2 #3
I snort. “Making a living is a stretch,” I tell him.
“Sure, I can charge a hefty amount for my services, which helps. Even if the average American can’t afford flights and hotels and wedding planners, the people who can don’t have any real sense of the economy for the working class.
I charge to make up for the lack of opportunities. ”
At the surface of a memory, I grip his arm.
“Once I worked on a wedding where, after a meeting, the groom sent me home with five hundred dollars for an Uber to take me just a few blocks away. When he saw my wide eyes, he asked if it wasn’t enough and threw in an extra hundred.
It’s the rich that make you wonder why God left you to scrape by and earn your living while others got to eat four-dollar avocados every day. ”
Another laugh. Another ding.
“So if this isn’t making a living, what are you going to do once the jobs run dry?” Anders asks.
“Before that happens, I should have saved enough for my real goal—I’m going to buy into this animal shelter I’ve cared about since I was a teenager.
The owner’s retiring soon, and if I don’t come up with my share in time, someone else will take it.
And that place means everything to me.” I sigh dramatically.
“The owner promised me I’d have time, but now he’s retiring earlier than expected.
I have a few months to come up with my share before someone else swoops in and crushes my soul. ”
“What happens if he ends up taking the other person’s offer?”
“I walk into the ocean, never to be found.”
He chuckles again.
At least I’m funny. Something positive to balance out the fact that I’m a twenty-eight-year-old two-time divorcée with no real job, or money.
“Right, you were married twice?” he asks.
I blink, but I’m sure I said that part in my head.
“Yeah.” I nod. “The first time, I was freshly seventeen and desperate to care for my little sister and give her a home. He was eighteen, which wasn’t really an adult, but he had a job and an apartment, which was more than I had.
So I married him, mistook security for love.
He left me for one of his classmates, and, luckily, it got annulled because of my age. ”
“Seventeen is too young to have so much on your shoulders,” Anders says so quietly I’m not sure he meant to say it aloud.
I shrug. “After that, I had a string of bad relationships until I got married again.”
Anders asks, “What was that jerk like?”
It makes me smile. “Ah. This one hurt the most. During one of my visits to my sister at college, I met her TA. He was sweet and kind. I loved him, really, no naivete about it. He never hurt me, not till the end. Married me because we were two years in, and it was the next step given the time we’d spent together.
A good guy.
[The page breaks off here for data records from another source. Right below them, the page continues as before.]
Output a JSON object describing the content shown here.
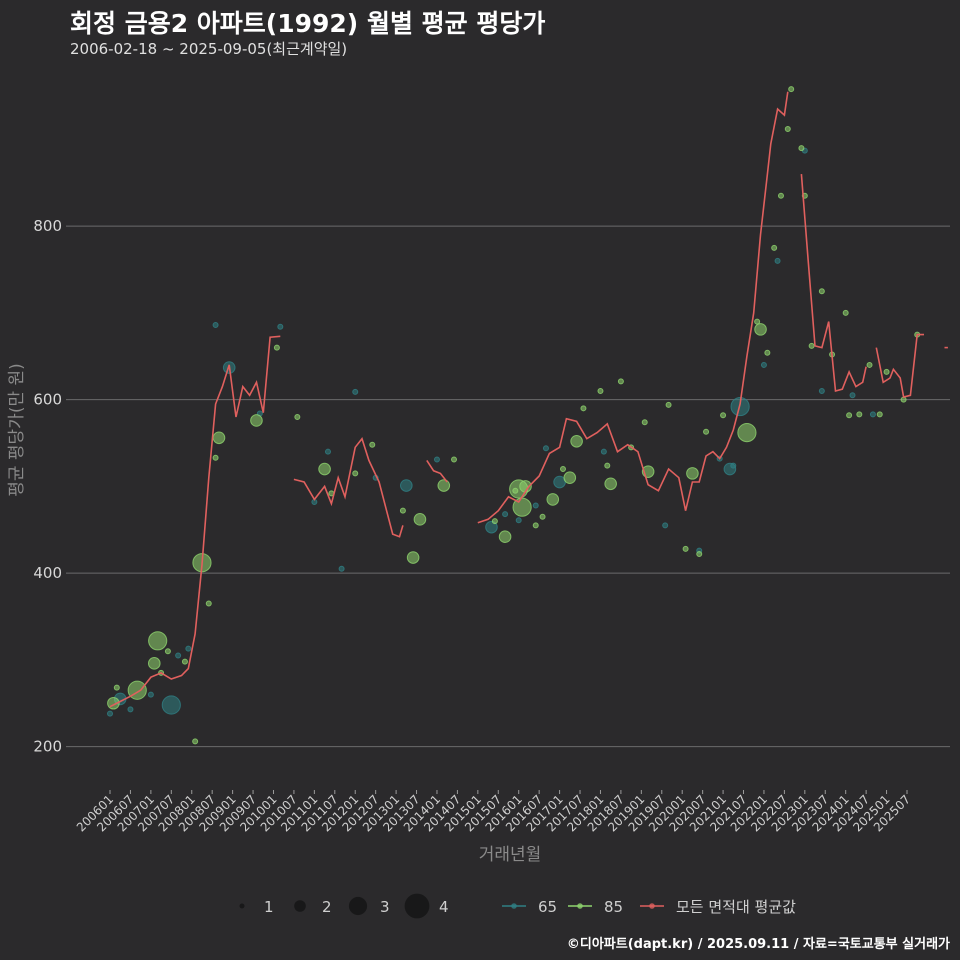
{
  "title": "회정 금용2 아파트(1992) 월별 평균 평당가",
  "subtitle": "2006-02-18 ~ 2025-09-05(최근계약일)",
  "caption": "©디아파트(dapt.kr) / 2025.09.11 / 자료=국토교통부 실거래가",
  "colors": {
    "background": "#2b2a2c",
    "grid": "#6b6b6b",
    "avg_line": "#e0605e",
    "area65": "#2f7f84",
    "area85": "#8fd46e"
  },
  "chart_data": {
    "type": "line",
    "xlabel": "거래년월",
    "ylabel": "평균 평당가(만 원)",
    "ylim": [
      150,
      980
    ],
    "yticks": [
      200,
      400,
      600,
      800
    ],
    "x_range": [
      "2006-01",
      "2025-09"
    ],
    "xticks": [
      "200601",
      "200607",
      "200701",
      "200707",
      "200801",
      "200807",
      "200901",
      "200907",
      "201001",
      "201007",
      "201101",
      "201107",
      "201201",
      "201207",
      "201301",
      "201307",
      "201401",
      "201407",
      "201501",
      "201507",
      "201601",
      "201607",
      "201701",
      "201707",
      "201801",
      "201807",
      "201901",
      "201907",
      "202001",
      "202007",
      "202101",
      "202107",
      "202201",
      "202207",
      "202301",
      "202307",
      "202401",
      "202407",
      "202501",
      "202507"
    ],
    "legend": {
      "size_title": "",
      "sizes": [
        1,
        2,
        3,
        4
      ],
      "series": [
        "65",
        "85",
        "모든 면적대 평균값"
      ]
    },
    "avg_line_segments": [
      [
        [
          "2006-01",
          246
        ],
        [
          "2006-04",
          252
        ],
        [
          "2006-07",
          258
        ],
        [
          "2006-10",
          265
        ],
        [
          "2007-01",
          280
        ],
        [
          "2007-04",
          285
        ],
        [
          "2007-07",
          278
        ],
        [
          "2007-10",
          282
        ],
        [
          "2007-12",
          290
        ],
        [
          "2008-02",
          330
        ],
        [
          "2008-04",
          410
        ],
        [
          "2008-06",
          510
        ],
        [
          "2008-08",
          595
        ],
        [
          "2008-10",
          615
        ],
        [
          "2008-12",
          640
        ],
        [
          "2009-02",
          580
        ],
        [
          "2009-04",
          615
        ],
        [
          "2009-06",
          605
        ],
        [
          "2009-08",
          620
        ],
        [
          "2009-10",
          585
        ],
        [
          "2009-12",
          672
        ],
        [
          "2010-03",
          673
        ]
      ],
      [
        [
          "2010-07",
          508
        ],
        [
          "2010-10",
          505
        ],
        [
          "2011-01",
          485
        ],
        [
          "2011-04",
          500
        ],
        [
          "2011-06",
          480
        ],
        [
          "2011-08",
          510
        ],
        [
          "2011-10",
          488
        ],
        [
          "2012-01",
          545
        ],
        [
          "2012-03",
          555
        ],
        [
          "2012-05",
          530
        ],
        [
          "2012-08",
          505
        ],
        [
          "2012-10",
          475
        ],
        [
          "2012-12",
          445
        ],
        [
          "2013-02",
          442
        ],
        [
          "2013-03",
          455
        ]
      ],
      [
        [
          "2013-10",
          530
        ],
        [
          "2013-12",
          518
        ],
        [
          "2014-02",
          515
        ],
        [
          "2014-04",
          505
        ]
      ],
      [
        [
          "2015-01",
          458
        ],
        [
          "2015-04",
          462
        ],
        [
          "2015-07",
          472
        ],
        [
          "2015-10",
          488
        ],
        [
          "2016-01",
          482
        ],
        [
          "2016-04",
          500
        ],
        [
          "2016-07",
          512
        ],
        [
          "2016-10",
          538
        ],
        [
          "2017-01",
          545
        ],
        [
          "2017-03",
          578
        ],
        [
          "2017-06",
          575
        ],
        [
          "2017-09",
          555
        ],
        [
          "2017-12",
          562
        ],
        [
          "2018-03",
          572
        ],
        [
          "2018-06",
          540
        ],
        [
          "2018-09",
          548
        ],
        [
          "2018-12",
          540
        ],
        [
          "2019-03",
          502
        ],
        [
          "2019-06",
          495
        ],
        [
          "2019-09",
          520
        ],
        [
          "2019-12",
          510
        ],
        [
          "2020-02",
          472
        ],
        [
          "2020-04",
          505
        ],
        [
          "2020-06",
          505
        ],
        [
          "2020-08",
          535
        ],
        [
          "2020-10",
          540
        ],
        [
          "2020-12",
          532
        ],
        [
          "2021-02",
          545
        ],
        [
          "2021-04",
          565
        ],
        [
          "2021-06",
          595
        ],
        [
          "2021-08",
          650
        ],
        [
          "2021-10",
          700
        ],
        [
          "2021-12",
          790
        ],
        [
          "2022-02",
          860
        ],
        [
          "2022-03",
          895
        ],
        [
          "2022-05",
          935
        ],
        [
          "2022-07",
          928
        ],
        [
          "2022-08",
          955
        ]
      ],
      [
        [
          "2022-12",
          860
        ],
        [
          "2023-02",
          760
        ],
        [
          "2023-04",
          662
        ],
        [
          "2023-06",
          660
        ],
        [
          "2023-08",
          690
        ],
        [
          "2023-10",
          610
        ],
        [
          "2023-12",
          612
        ],
        [
          "2024-02",
          632
        ],
        [
          "2024-04",
          615
        ],
        [
          "2024-06",
          620
        ],
        [
          "2024-07",
          638
        ]
      ],
      [
        [
          "2024-10",
          660
        ],
        [
          "2024-12",
          620
        ],
        [
          "2025-02",
          625
        ],
        [
          "2025-03",
          635
        ],
        [
          "2025-05",
          625
        ],
        [
          "2025-06",
          603
        ],
        [
          "2025-08",
          605
        ],
        [
          "2025-10",
          675
        ],
        [
          "2025-12",
          675
        ]
      ],
      [
        [
          "2026-06",
          660
        ],
        [
          "2026-07",
          660
        ]
      ]
    ],
    "points_65": [
      [
        "2006-01",
        238,
        1
      ],
      [
        "2006-04",
        255,
        2
      ],
      [
        "2006-07",
        243,
        1
      ],
      [
        "2007-01",
        260,
        1
      ],
      [
        "2007-07",
        248,
        3
      ],
      [
        "2007-09",
        305,
        1
      ],
      [
        "2007-12",
        313,
        1
      ],
      [
        "2008-08",
        686,
        1
      ],
      [
        "2008-12",
        637,
        2
      ],
      [
        "2009-09",
        584,
        1
      ],
      [
        "2010-03",
        684,
        1
      ],
      [
        "2011-01",
        482,
        1
      ],
      [
        "2011-05",
        540,
        1
      ],
      [
        "2011-09",
        405,
        1
      ],
      [
        "2012-01",
        609,
        1
      ],
      [
        "2012-07",
        510,
        1
      ],
      [
        "2013-04",
        501,
        2
      ],
      [
        "2014-01",
        531,
        1
      ],
      [
        "2015-05",
        453,
        2
      ],
      [
        "2015-09",
        468,
        1
      ],
      [
        "2016-01",
        461,
        1
      ],
      [
        "2016-06",
        478,
        1
      ],
      [
        "2016-09",
        544,
        1
      ],
      [
        "2017-01",
        505,
        2
      ],
      [
        "2018-02",
        540,
        1
      ],
      [
        "2019-08",
        455,
        1
      ],
      [
        "2020-06",
        426,
        1
      ],
      [
        "2020-12",
        532,
        1
      ],
      [
        "2021-03",
        520,
        2
      ],
      [
        "2021-04",
        524,
        1
      ],
      [
        "2021-06",
        592,
        3
      ],
      [
        "2022-01",
        640,
        1
      ],
      [
        "2022-05",
        760,
        1
      ],
      [
        "2023-01",
        887,
        1
      ],
      [
        "2023-06",
        610,
        1
      ],
      [
        "2024-03",
        605,
        1
      ],
      [
        "2024-09",
        583,
        1
      ]
    ],
    "points_85": [
      [
        "2006-02",
        250,
        2
      ],
      [
        "2006-03",
        268,
        1
      ],
      [
        "2006-09",
        265,
        3
      ],
      [
        "2007-02",
        296,
        2
      ],
      [
        "2007-03",
        322,
        3
      ],
      [
        "2007-04",
        285,
        1
      ],
      [
        "2007-06",
        310,
        1
      ],
      [
        "2007-11",
        298,
        1
      ],
      [
        "2008-02",
        206,
        1
      ],
      [
        "2008-04",
        412,
        3
      ],
      [
        "2008-06",
        365,
        1
      ],
      [
        "2008-08",
        533,
        1
      ],
      [
        "2008-09",
        556,
        2
      ],
      [
        "2009-08",
        576,
        2
      ],
      [
        "2010-02",
        660,
        1
      ],
      [
        "2010-08",
        580,
        1
      ],
      [
        "2011-04",
        520,
        2
      ],
      [
        "2011-06",
        492,
        1
      ],
      [
        "2012-01",
        515,
        1
      ],
      [
        "2012-06",
        548,
        1
      ],
      [
        "2013-03",
        472,
        1
      ],
      [
        "2013-06",
        418,
        2
      ],
      [
        "2013-08",
        462,
        2
      ],
      [
        "2014-03",
        501,
        2
      ],
      [
        "2014-06",
        531,
        1
      ],
      [
        "2015-06",
        460,
        1
      ],
      [
        "2015-09",
        442,
        2
      ],
      [
        "2015-12",
        495,
        1
      ],
      [
        "2016-01",
        497,
        3
      ],
      [
        "2016-02",
        476,
        3
      ],
      [
        "2016-03",
        500,
        2
      ],
      [
        "2016-06",
        455,
        1
      ],
      [
        "2016-08",
        465,
        1
      ],
      [
        "2016-11",
        485,
        2
      ],
      [
        "2017-02",
        520,
        1
      ],
      [
        "2017-04",
        510,
        2
      ],
      [
        "2017-06",
        552,
        2
      ],
      [
        "2017-08",
        590,
        1
      ],
      [
        "2018-01",
        610,
        1
      ],
      [
        "2018-03",
        524,
        1
      ],
      [
        "2018-04",
        503,
        2
      ],
      [
        "2018-07",
        621,
        1
      ],
      [
        "2018-10",
        545,
        1
      ],
      [
        "2019-02",
        574,
        1
      ],
      [
        "2019-03",
        517,
        2
      ],
      [
        "2019-09",
        594,
        1
      ],
      [
        "2020-02",
        428,
        1
      ],
      [
        "2020-04",
        515,
        2
      ],
      [
        "2020-06",
        422,
        1
      ],
      [
        "2020-08",
        563,
        1
      ],
      [
        "2021-01",
        582,
        1
      ],
      [
        "2021-08",
        562,
        3
      ],
      [
        "2021-11",
        690,
        1
      ],
      [
        "2021-12",
        681,
        2
      ],
      [
        "2022-02",
        654,
        1
      ],
      [
        "2022-04",
        775,
        1
      ],
      [
        "2022-06",
        835,
        1
      ],
      [
        "2022-08",
        912,
        1
      ],
      [
        "2022-09",
        958,
        1
      ],
      [
        "2022-12",
        890,
        1
      ],
      [
        "2023-01",
        835,
        1
      ],
      [
        "2023-03",
        662,
        1
      ],
      [
        "2023-06",
        725,
        1
      ],
      [
        "2023-09",
        652,
        1
      ],
      [
        "2024-01",
        700,
        1
      ],
      [
        "2024-02",
        582,
        1
      ],
      [
        "2024-05",
        583,
        1
      ],
      [
        "2024-08",
        640,
        1
      ],
      [
        "2024-11",
        583,
        1
      ],
      [
        "2025-01",
        632,
        1
      ],
      [
        "2025-06",
        600,
        1
      ],
      [
        "2025-10",
        675,
        1
      ]
    ]
  }
}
He would have stayed with me forever—unwillingly resented me for it, but he would have stayed.
All while being in love with his coworker. ”
Anders moves a little closer. “What happened?”
“I gave him an out. I was too embarrassed to say I knew he didn’t want me, so I let him catch me making out with one of his friends.
You’d think someone wouldn’t be relieved to find his wife hooking up with someone else, but he was.
I hated him for it, a bit. I wish he’d just never married me, left me himself. ”
I wish someone had stepped in and told him that it wasn’t right.
Subconsciously, it’s probably why I jumped on the chance to wreck a wedding.
It’s so much worse, being hurt by the person you love most rather than a stranger.
I know so well what it’s like to feel trapped in a place not good for either party.
“They both sound like assholes,” Anders says, rubbing circles over my jeans. “I hope they’re living mediocre lives. Nothing too horrendous, not life-threatening, but incredibly annoying. That they live dealing with a thousand inconveniences that make it impossible to have a good day.”
A laugh tears out of me. “Like always stepping on a wet floor with socks on.”
He nods solemnly. “And consistently hitting the corner of the dresser when they walk by.”
“Paying for a commercial-less subscription and still getting commercials,” I say.
“Always feeling like they have to sneeze but never being able to.”
“Evil!” I say. We both laugh, and it feels like the last of the poison has seeped out of me.
Anders is a perfect stranger, yet weirdly it feels safe here, letting it all out.
He doesn’t know me well enough to judge me, so if he does, it won’t hurt as bad.
But the way he watches me, his gaze piercing and fully focused on me, like he has to make sure not to miss a single word, makes me believe he wouldn’t judge me at all.
“So,” I finish, “isn’t my life so bleak?”
He smooths my hair, his hand moving until it’s holding my cheek.
“It sounds like you’ve had some hard times.
” I nod, a little embarrassment creeping its way up my neck.
“And yet here you are, undefeated by it all. Able to smile, make jokes, and comfort a perfect stranger. Someone who dedicates her life to animals and her family. Life is bleak but you seem bright.”
“Oh,” I say, and though I felt steady this entire interaction, his words snap something inside me, and I burst into tears. “Sorry, oh God, sorry!”